Everest Changes - What the Press doesn't understand.

There has recently been a lot of new stories about changes to Nepal's rules concerning climbing Everest. I'm here to tell you that (unsuprisingly) the press doesn't know what they're talking about. First lets look at cost:
Nepal Slashes Everest Fees - screams the headline from one "respectable" magazine (shame on you - National Geographic). They say that the cost of climbing Everest has been reduced from $25,000 per person to $11,000 per person and they expect the numbers of climbers to increase and crowding/dramatic news stories to increase with it. In reality this change is a price increase. Let me explain: under the old system it was $25000 for a one person permit, but no one ever used this. Instead companies would share permits. You could buy a $70,000 group permit that was good for 7 people. So if I had 5 climbers on my expedition I would sell the other two spots on my permit to solo climbers for $10,000 each. So everyone paid $10,00 for their permit. By scratching the $25K fee and making everyone pay $11k, Nepal has just earned themselves another $1,000 per climber or about $450,000 for the season.
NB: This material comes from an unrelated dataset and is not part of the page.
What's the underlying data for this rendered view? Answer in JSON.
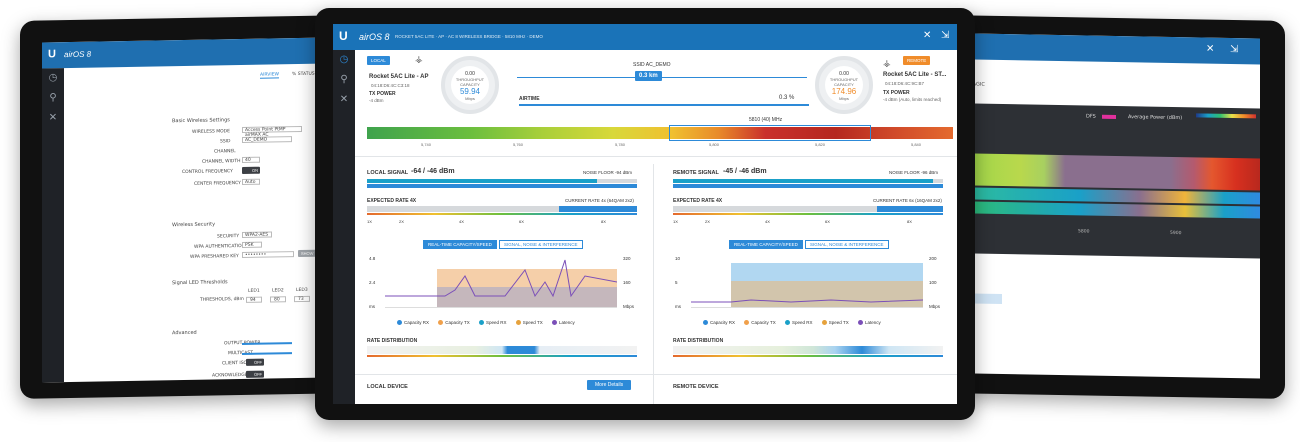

Now lets talk about rubbish. The press loves to write garish stories about how much rubbish is on Everest, that the mountain is really just a big pile of garbage. This is just not true. There are a few areas on the mountain that are dirty; camp 2 and the South Col are probably the worst, but climbers have been generally good about helping to clean up Everest for 20+ years and they've had an effect.  Most of the rubbish at C2 is from expeditions past. Its stuck in the ice and every year lots of it is revealed. I found an oxygen bottle from a 1975 expedition there a few years ago. A lot of the rubbish at basecamp is equally old, sometimes in the form of bodies that were dumped in crevasses many years ago and are now melting out. The South Col has shredded tent pieces and lots of empty cooking gas containers, but there are no oxygen bottles strewn around - there's been a bounty on those for years. Now nepal has a new rule that all climbers will be required to bring down 8kg from above EBC. This sounds like a good idea and the majority of climbers will help out and try to do this, but if Nepal thinks this will solve the problem - whatever that is - they are mistaken. Teams can just divide up the rubbish they create at C2 and give it to climbers to bring down instead of Sherpas. There will be as much fudging on this rule as there already is on the garbage deposit rules. The truth is that Everest with 600 climbers per year is cleaner than it was twenty years ago with 100 climbers. The problem of rubbish is not solved (human waste is the next challenge), but asking climbers to bring down 8kg is not going to fix it.
So Everest is actually more erxpensive and a mountain that is cleaner than some would have you believe, is now more highly regulated to achieve very little.